1 files changed, 6 insertions, 53 deletions
diff --git a/TODO b/TODO
index ea32bbb..a799bbb 100644
--- a/TODO
+++ b/TODO
@@ -1,11 +1,11 @@
-html5lib has its own Unicode, Dammit-like system. Converting the input
-to Unicode should be up to the builder. The lxml builder would use
-Unicode, Dammit, and the html5lib builder would be a no-op.
-
 Bare ampersands should be converted to HTML entities upon output.
 
-It should also be possible to convert certain Unicode characters to
-HTML entities upon output.
+It should also be possible to, on output, convert to HTML entities any
+Unicode characters found in htmlentitydefs.codepoint2name. (This
+algorithm would allow me to simplify Unicode, Dammit--convert
+everything to Unicode, and then convert to entities upon output, not
+treating smart quotes differently from any other Unicode character
+that can be represented as an entity.)
 
 XML handling:
 
@@ -21,50 +21,3 @@ as-yet-unreleased version of html5lib changes the parser's handling of
 CDATA sections to allow CDATA sections in tags like <svg> and
 <math>. The HTML5TreeBuilder will need to be updated to create CData
 objects instead of Comment objects in this situation.
-
-
-
----
-
-Here are some unit tests that fail with HTMLParser.
-
-    def testValidButBogusDeclarationFAILS(self):
-        self.assertSoupEquals('<! Foo >a', '<!Foo >a')
-
-    def testIncompleteDeclarationAtEndFAILS(self):
-        self.assertSoupEquals('a<!b')
-
-    def testIncompleteEntityAtEndFAILS(self):
-        self.assertSoupEquals('&lt;Hello&gt')
-
-        # This is not what the original author had in mind, but it's
-        # a legitimate interpretation of what they wrote.

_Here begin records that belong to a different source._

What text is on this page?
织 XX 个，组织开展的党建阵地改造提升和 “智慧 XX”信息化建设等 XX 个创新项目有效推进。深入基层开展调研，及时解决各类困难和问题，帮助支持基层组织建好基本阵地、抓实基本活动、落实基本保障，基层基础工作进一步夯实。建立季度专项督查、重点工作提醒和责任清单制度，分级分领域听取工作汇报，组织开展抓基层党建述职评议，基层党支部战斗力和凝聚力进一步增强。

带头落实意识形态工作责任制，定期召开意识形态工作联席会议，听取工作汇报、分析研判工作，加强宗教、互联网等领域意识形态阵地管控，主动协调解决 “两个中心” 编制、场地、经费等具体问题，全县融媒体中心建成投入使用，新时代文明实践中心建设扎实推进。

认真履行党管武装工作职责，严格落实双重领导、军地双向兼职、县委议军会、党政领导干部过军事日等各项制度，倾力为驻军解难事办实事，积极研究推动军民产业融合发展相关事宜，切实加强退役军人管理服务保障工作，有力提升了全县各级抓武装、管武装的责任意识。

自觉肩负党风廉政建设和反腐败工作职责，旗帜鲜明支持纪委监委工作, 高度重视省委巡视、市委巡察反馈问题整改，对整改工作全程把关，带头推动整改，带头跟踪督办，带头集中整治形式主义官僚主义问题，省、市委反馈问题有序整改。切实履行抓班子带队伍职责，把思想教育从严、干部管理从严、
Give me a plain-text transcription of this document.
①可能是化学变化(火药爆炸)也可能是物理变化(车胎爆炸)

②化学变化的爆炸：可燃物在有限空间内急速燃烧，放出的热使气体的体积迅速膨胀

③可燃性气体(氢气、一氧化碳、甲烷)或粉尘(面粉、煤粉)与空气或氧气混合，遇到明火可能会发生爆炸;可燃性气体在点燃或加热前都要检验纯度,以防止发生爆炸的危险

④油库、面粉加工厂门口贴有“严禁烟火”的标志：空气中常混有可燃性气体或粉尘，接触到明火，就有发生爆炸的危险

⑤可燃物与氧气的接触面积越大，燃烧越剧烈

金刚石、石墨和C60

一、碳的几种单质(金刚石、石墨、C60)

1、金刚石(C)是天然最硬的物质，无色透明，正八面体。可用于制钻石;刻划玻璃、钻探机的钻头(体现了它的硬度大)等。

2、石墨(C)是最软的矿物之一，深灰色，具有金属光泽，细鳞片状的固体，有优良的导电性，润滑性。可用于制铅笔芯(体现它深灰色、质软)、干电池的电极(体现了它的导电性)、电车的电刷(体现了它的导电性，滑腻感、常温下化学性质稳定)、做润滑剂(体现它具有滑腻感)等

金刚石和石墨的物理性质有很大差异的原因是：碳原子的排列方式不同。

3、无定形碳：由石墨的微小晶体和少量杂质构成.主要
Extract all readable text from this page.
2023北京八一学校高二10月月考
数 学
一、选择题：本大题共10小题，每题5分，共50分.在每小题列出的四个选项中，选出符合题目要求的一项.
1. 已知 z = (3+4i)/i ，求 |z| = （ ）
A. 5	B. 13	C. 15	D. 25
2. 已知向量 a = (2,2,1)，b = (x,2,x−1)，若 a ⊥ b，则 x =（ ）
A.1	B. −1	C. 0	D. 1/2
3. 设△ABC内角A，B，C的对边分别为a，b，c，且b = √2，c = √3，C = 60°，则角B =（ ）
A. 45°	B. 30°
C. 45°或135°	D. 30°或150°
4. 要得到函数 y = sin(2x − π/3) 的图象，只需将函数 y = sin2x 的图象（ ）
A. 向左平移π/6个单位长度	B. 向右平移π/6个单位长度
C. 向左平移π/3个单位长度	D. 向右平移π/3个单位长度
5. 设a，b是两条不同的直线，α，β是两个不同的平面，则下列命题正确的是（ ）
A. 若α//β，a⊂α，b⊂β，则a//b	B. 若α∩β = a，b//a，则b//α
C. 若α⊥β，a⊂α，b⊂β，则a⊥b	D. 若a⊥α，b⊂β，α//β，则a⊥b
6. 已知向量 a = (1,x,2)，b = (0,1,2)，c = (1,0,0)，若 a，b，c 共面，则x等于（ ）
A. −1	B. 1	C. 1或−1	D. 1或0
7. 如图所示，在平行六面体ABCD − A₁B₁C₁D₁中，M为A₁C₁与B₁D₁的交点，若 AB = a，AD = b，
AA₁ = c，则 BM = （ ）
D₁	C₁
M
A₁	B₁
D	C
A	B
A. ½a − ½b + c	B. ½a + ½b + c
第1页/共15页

-        self.assertSoupEquals("""<a href="foo</a>, </a><a href="bar">baz</a>""",
-        '<a href="foo&lt;/a&gt;, &lt;/a&gt;&lt;a href="></a>, <a href="bar">baz</a>')
-        # SGMLParser generates bogus parse events when attribute values
-        # contain embedded brackets, but at least Beautiful Soup fixes
-        # it up a little.
-        self.assertSoupEquals('<a b="<a>">', '<a b="&lt;a&gt;"></a><a>"></a>')
-        self.assertSoupEquals('<a href="http://foo.com/<a> and blah and blah',
-                              """<a href='"http://foo.com/'></a><a> and blah and blah</a>""")
-
-        invalidEntity = "foo&#bar;baz"
-        soup = BeautifulStoneSoup\
-               (invalidEntity,
-                convertEntities=htmlEnt)
-        self.assertEquals(str(soup), invalidEntity)
-
-
-Tag names that contain Unicode characters crash the parser:
-    def testUnicodeTagNamesFAILS(self):
-	self.assertSoupEquals("<デダ芻デダtext>2PM</デダ芻デダtext>")
-
-Here's the implementation of NavigableString.__unicode__:
-
-    def __unicode__(self):
-        return unicode(str(self))
-
-It converts the Unicode to a string, and then back to Unicode. I can't
-find any other way of turning an element of a Unicode subclass into a
-normal Unicode object. This is pretty bad and a better technique is
-welcome.